What is smoke? Simply put, it is a combination of water and hydrocarbons trapped in the wood that you burn. Even with very dry wood, there will be water trapped in the cell structure of the wood that will not come out with normal seasoning or kiln drying and is only released when burnt. That said, you can reduce this smoke when you understand the principles of what makes an effective fire.
3 key things to keep in mind that you need:
1. A good supply of oxygen
2. The right type and size of fuel
Your fire needs oxygen to burn. The Woodee is designed with this in mind. The oak leaf cutouts draw in oxygen constantly, providing your fire with much-needed air.
Our other top tips:
Light your fire in the top-down method (shown below), so that you create space between the logs to allow oxygen to get in and fuel the fire. This method also burns off the smoke more effectively than lighting from the bottom.

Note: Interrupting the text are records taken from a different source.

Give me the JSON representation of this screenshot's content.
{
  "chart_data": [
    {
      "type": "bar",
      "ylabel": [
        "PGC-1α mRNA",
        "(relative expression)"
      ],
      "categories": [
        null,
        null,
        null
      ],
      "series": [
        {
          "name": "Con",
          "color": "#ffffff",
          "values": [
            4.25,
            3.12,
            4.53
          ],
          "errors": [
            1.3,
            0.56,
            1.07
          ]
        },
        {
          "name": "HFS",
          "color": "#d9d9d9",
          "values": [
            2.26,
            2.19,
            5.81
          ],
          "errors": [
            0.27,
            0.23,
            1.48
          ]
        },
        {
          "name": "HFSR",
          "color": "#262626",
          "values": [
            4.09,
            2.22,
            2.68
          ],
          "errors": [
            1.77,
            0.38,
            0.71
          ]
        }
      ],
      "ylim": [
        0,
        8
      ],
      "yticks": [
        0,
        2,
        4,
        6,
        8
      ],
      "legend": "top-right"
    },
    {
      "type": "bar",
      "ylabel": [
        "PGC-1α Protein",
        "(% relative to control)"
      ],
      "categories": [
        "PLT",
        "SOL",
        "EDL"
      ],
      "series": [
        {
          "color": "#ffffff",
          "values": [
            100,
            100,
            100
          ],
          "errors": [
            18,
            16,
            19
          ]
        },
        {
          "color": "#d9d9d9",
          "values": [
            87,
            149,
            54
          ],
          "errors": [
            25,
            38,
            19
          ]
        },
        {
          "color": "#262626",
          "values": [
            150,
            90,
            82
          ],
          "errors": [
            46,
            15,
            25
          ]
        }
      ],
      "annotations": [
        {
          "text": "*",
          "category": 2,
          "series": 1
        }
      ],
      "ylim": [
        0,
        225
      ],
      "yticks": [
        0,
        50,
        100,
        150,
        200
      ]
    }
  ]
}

Use softwood kindling that will burn quickly and help the fire take hold.
Use logs that are kiln dried or well seasoned and that have a moisture content of below 20%. If you are seasoning your own wood, invest in a moisture meter.
Use small split logs - they have a bigger surface area and will burn faster and get up to a higher heat more quickly, and will not smoulder. If you have large logs invest in an axe and split them into quarters, it will make all the difference.
When you first light your fire, it will smoke as the water and hydrocarbons start to evaporate - this starts at about 149°C (300°F). However, when the fire gets hot enough, they will ignite and turn into water and carbon dioxide, which is invisible - at this point you will just see flames.
What you need to remember is that when you add more fresh wood to your fire, this process will naturally start all over again; so having a hot fire will ensure that newly added wood will ignite those hydrocarbons quickly and reduce smoke.